Lara Eremita, Civil Engineering, Class of 2018
For Lara Eremita being a University Innovation Fellow means having the opportunity to make real change in her community.
“It’s important to me that FIT and Melbourne become a connected, innovative space where students, professionals and locals have the opportunity to explore non-traditional classes and have the tools to become entrepreneurs,” Eremita said. “It means changing the mindset, extracurricular activity or even career path of a student.”
Of the civil engineering fields, Eremita is most drawn to transportation, structures and water resources.

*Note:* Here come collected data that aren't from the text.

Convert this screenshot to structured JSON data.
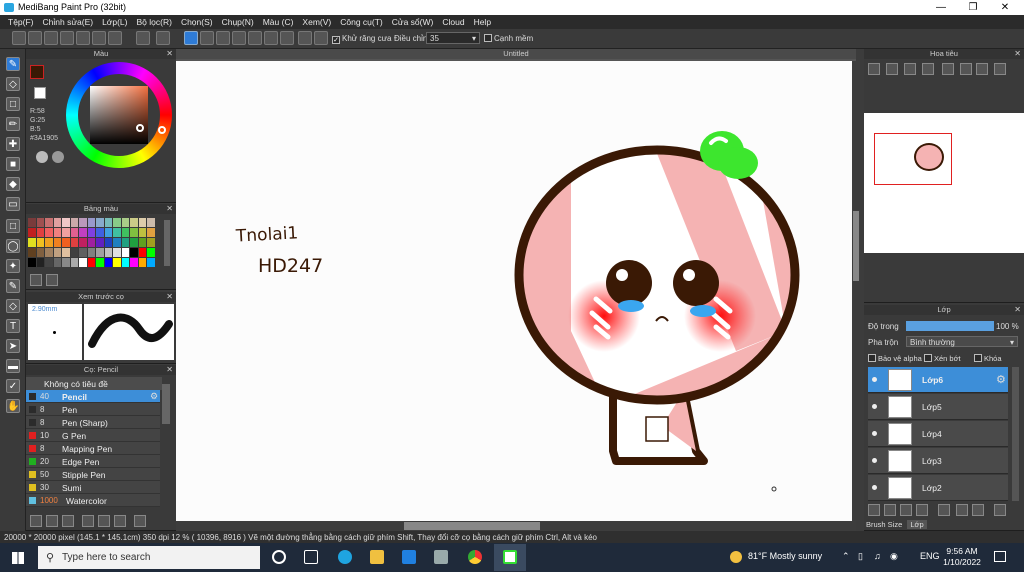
{
  "window": {
    "title": "MediBang Paint Pro (32bit)"
  },
  "menu": [
    "Tệp(F)",
    "Chỉnh sửa(E)",
    "Lớp(L)",
    "Bộ lọc(R)",
    "Chọn(S)",
    "Chụp(N)",
    "Màu (C)",
    "Xem(V)",
    "Công cụ(T)",
    "Cửa sổ(W)",
    "Cloud",
    "Help"
  ],
  "toolbar": {
    "antialias": "Khử răng cưa",
    "adjust_label": "Điều chỉnh",
    "adjust_value": "35",
    "soft_edge": "Cạnh mềm"
  },
  "color_panel": {
    "title": "Màu",
    "r": "R:58",
    "g": "G:25",
    "b": "B:5",
    "hex": "#3A1905"
  },
  "palette_panel": {
    "title": "Bảng màu"
  },
  "brush_preview": {
    "title": "Xem trước cọ",
    "size": "2.90mm"
  },
  "brush_panel": {
    "title": "Cọ: Pencil",
    "group": "Không có tiêu đề",
    "items": [
      {
        "size": "40",
        "name": "Pencil",
        "color": "#2b2b2b"
      },
      {
        "size": "8",
        "name": "Pen",
        "color": "#2b2b2b"
      },
      {
        "size": "8",
        "name": "Pen (Sharp)",
        "color": "#2b2b2b"
      },
      {
        "size": "10",
        "name": "G Pen",
        "color": "#e02020"
      },
      {
        "size": "8",
        "name": "Mapping Pen",
        "color": "#e02020"
      },
      {
        "size": "20",
        "name": "Edge Pen",
        "color": "#20b020"
      },
      {
        "size": "50",
        "name": "Stipple Pen",
        "color": "#e0c020"
      },
      {
        "size": "30",
        "name": "Sumi",
        "color": "#e0c020"
      },
      {
        "size": "1000",
        "name": "Watercolor",
        "color": "#60c0e0"
      }
    ]
  },
  "canvas": {
    "tab": "Untitled",
    "text_line1": "Tnolai1",
    "text_line2": "HD247"
  },
  "navigator": {
    "title": "Hoa tiêu"
  },
  "layers_panel": {
    "title": "Lớp",
    "opacity_label": "Độ trong",
    "opacity_value": "100 %",
    "blend_label": "Pha trộn",
    "blend_value": "Bình thường",
    "protect_alpha": "Bảo vệ alpha",
    "clipping": "Xén bớt",
    "lock": "Khóa",
    "layers": [
      "Lớp6",
      "Lớp5",
      "Lớp4",
      "Lớp3",
      "Lớp2"
    ],
    "bottom_tabs": [
      "Brush Size",
      "Lớp"
    ]
  },
  "status": {
    "text": "20000 * 20000 pixel   (145.1 * 145.1cm)   350 dpi   12 %   ( 10396, 8916 )   Vẽ một đường thẳng bằng cách giữ phím Shift, Thay đổi cỡ cọ bằng cách giữ phím Ctrl, Alt và kéo"
  },
  "taskbar": {
    "search_placeholder": "Type here to search",
    "weather": "81°F  Mostly sunny",
    "lang": "ENG",
    "time": "9:56 AM",
    "date": "1/10/2022"
  },
  "colors": {
    "accent": "#3d8ed8",
    "panel": "#3a3a3a",
    "pink": "#f5b3b3",
    "outline": "#3a1905",
    "leaf": "#3de62e"
  }
}
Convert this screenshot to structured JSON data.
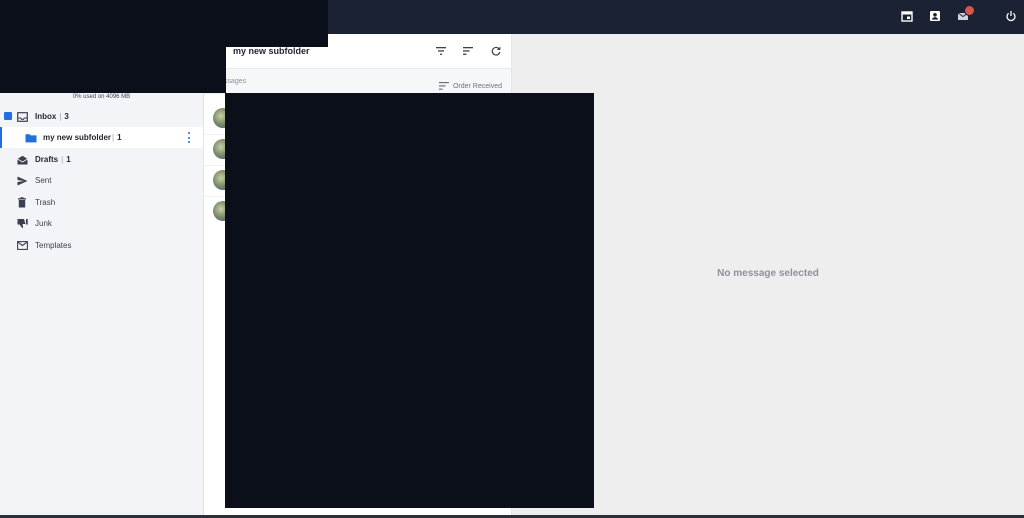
{
  "header": {
    "icons": [
      "calendar-icon",
      "contacts-icon",
      "mail-settings-icon",
      "power-icon"
    ]
  },
  "sidebar": {
    "quota_text": "0% used on 4096 MB",
    "folders": [
      {
        "label": "Inbox",
        "count": "3"
      },
      {
        "label": "my new subfolder",
        "count": "1"
      },
      {
        "label": "Drafts",
        "count": "1"
      },
      {
        "label": "Sent",
        "count": ""
      },
      {
        "label": "Trash",
        "count": ""
      },
      {
        "label": "Junk",
        "count": ""
      },
      {
        "label": "Templates",
        "count": ""
      }
    ]
  },
  "list": {
    "title": "my new subfolder",
    "message_count_label": "essages",
    "order_label": "Order Received"
  },
  "reading": {
    "empty_text": "No message selected"
  },
  "colors": {
    "topbar": "#1a2234",
    "accent": "#1f6fe0",
    "redaction": "#0b0f1a"
  }
}
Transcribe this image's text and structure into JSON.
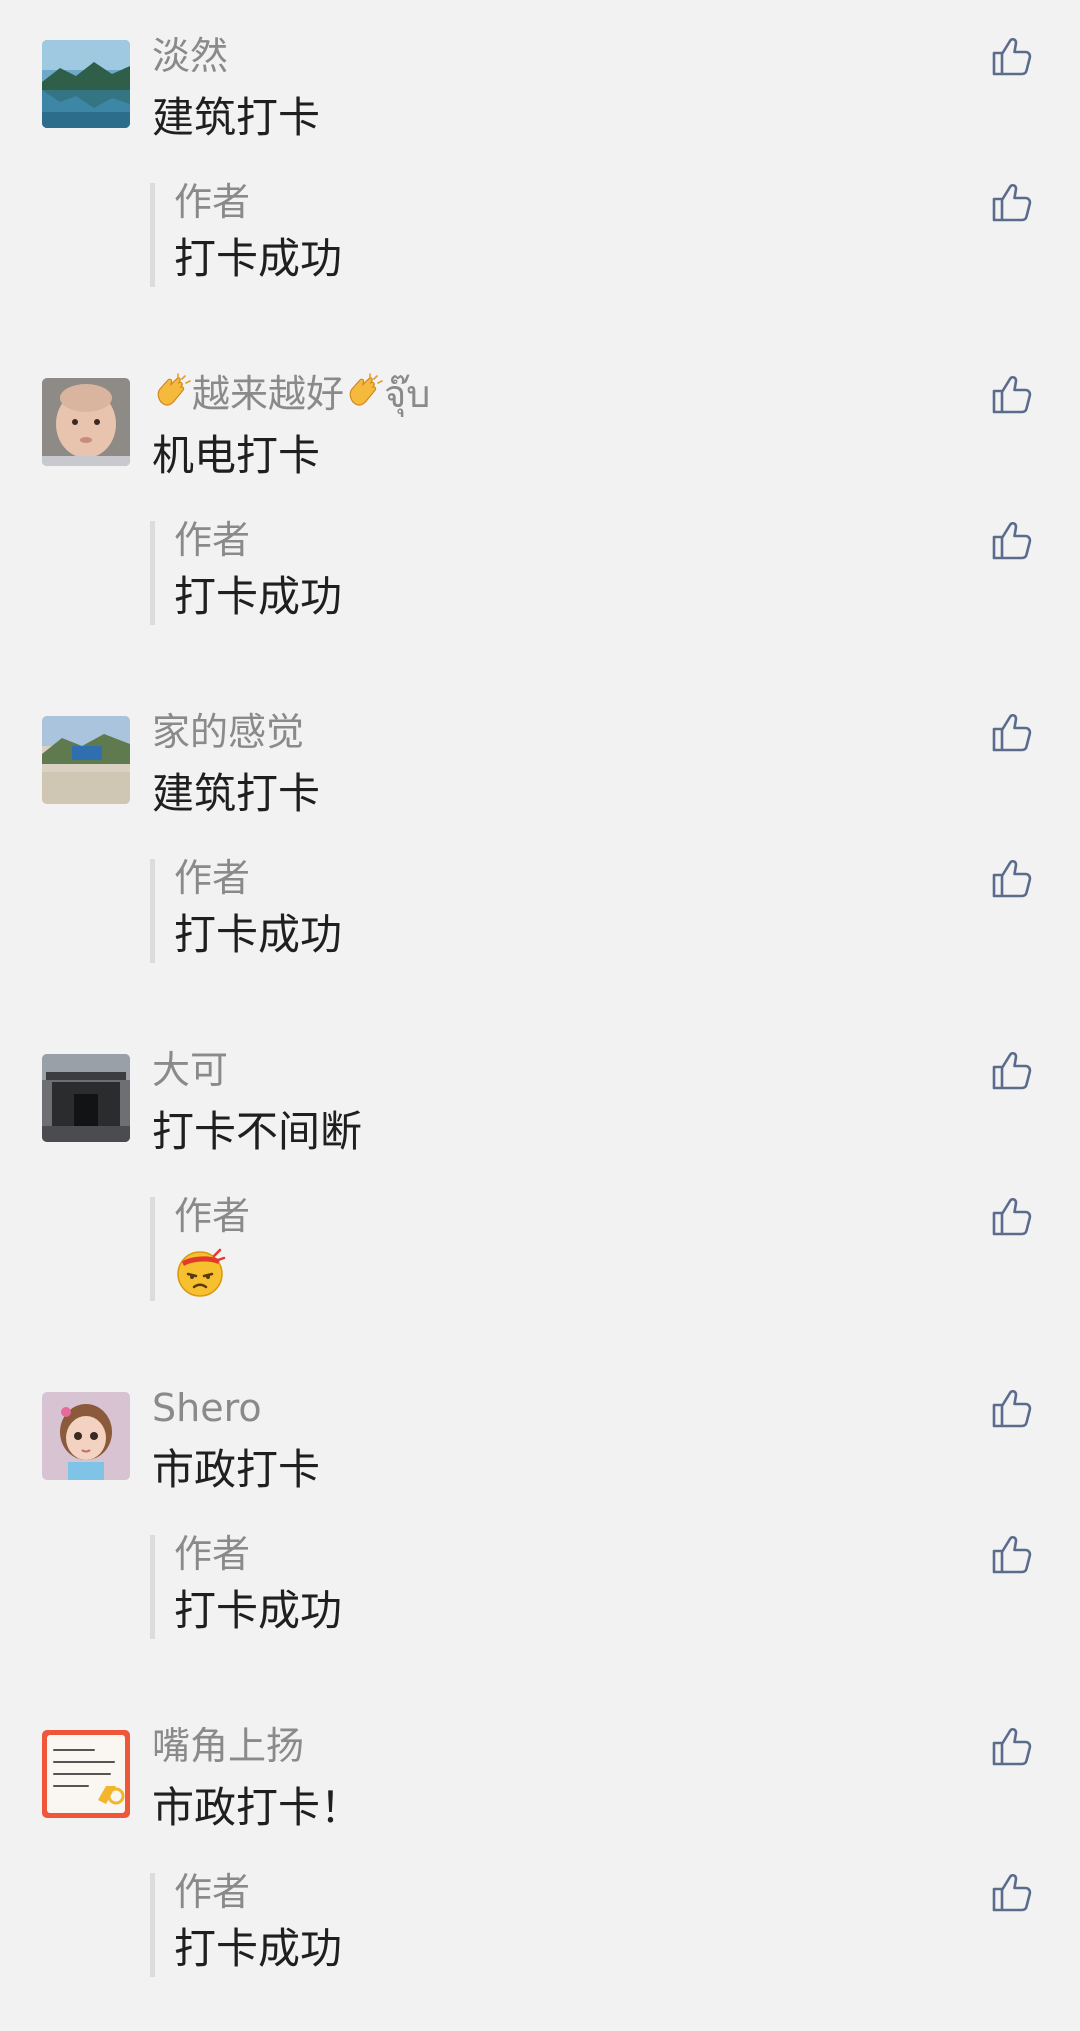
{
  "comments": [
    {
      "name": "淡然",
      "text": "建筑打卡",
      "reply": {
        "author": "作者",
        "text": "打卡成功"
      }
    },
    {
      "name_parts": [
        "越来越好",
        "จุ๊บ"
      ],
      "text": "机电打卡",
      "reply": {
        "author": "作者",
        "text": "打卡成功"
      }
    },
    {
      "name": "家的感觉",
      "text": "建筑打卡",
      "reply": {
        "author": "作者",
        "text": "打卡成功"
      }
    },
    {
      "name": "大可",
      "text": "打卡不间断",
      "reply": {
        "author": "作者",
        "emoji": "annoyed-face-emoji"
      }
    },
    {
      "name": "Shero",
      "text": "市政打卡",
      "reply": {
        "author": "作者",
        "text": "打卡成功"
      }
    },
    {
      "name": "嘴角上扬",
      "text": "市政打卡！",
      "reply": {
        "author": "作者",
        "text": "打卡成功"
      }
    }
  ],
  "icons": {
    "like": "thumbs-up-icon",
    "clap": "clapping-hands-emoji"
  },
  "colors": {
    "background": "#f2f2f2",
    "name": "#8a8a8a",
    "text": "#1f1f1f",
    "like_icon": "#5b6b8c",
    "reply_bar": "#dcdcdc"
  }
}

Most recently that goal has included wanting to work for the United Nations to develop infrastructure in underserved countries. However she’s also passionate about preserving natural land, native culture and marine life.
“I think having close connections with professors will help my ability to connect with professionals in the industry,” Eremita said. “And my leadership experience in things like this and other clubs will help me work well in teams.”
Maria Sagastume, Biomedical Engineering and STEM Education, Class of 2018
Maria Sagastume’s passion is health care. Consequently, her future goals are centered on improving health care services. And she believes this can be accomplished by using technology to improve medical equipment. So after graduation, she plans to pursue a master’s degree in human-centered design or health management.
“Being a fellow means that I’m an agent of change on my campus,” Sagastume said. “I’m part of a big network of students around the world that want to promote innovation and entrepreneurship.”
And she feel strongly that her education at Florida Tech has prepared her for future challenges.
“I feel that my education and opportunities at Florida Tech will help me succeed in the future by giving me the technical knowledge, innovative and opened mindset that will help me in my future business or job,” Sagastume said. “I feel that Florida Tech has given me the opportunity to make a great network of both students and professors from all around the world that will be useful contacts for my professional career.”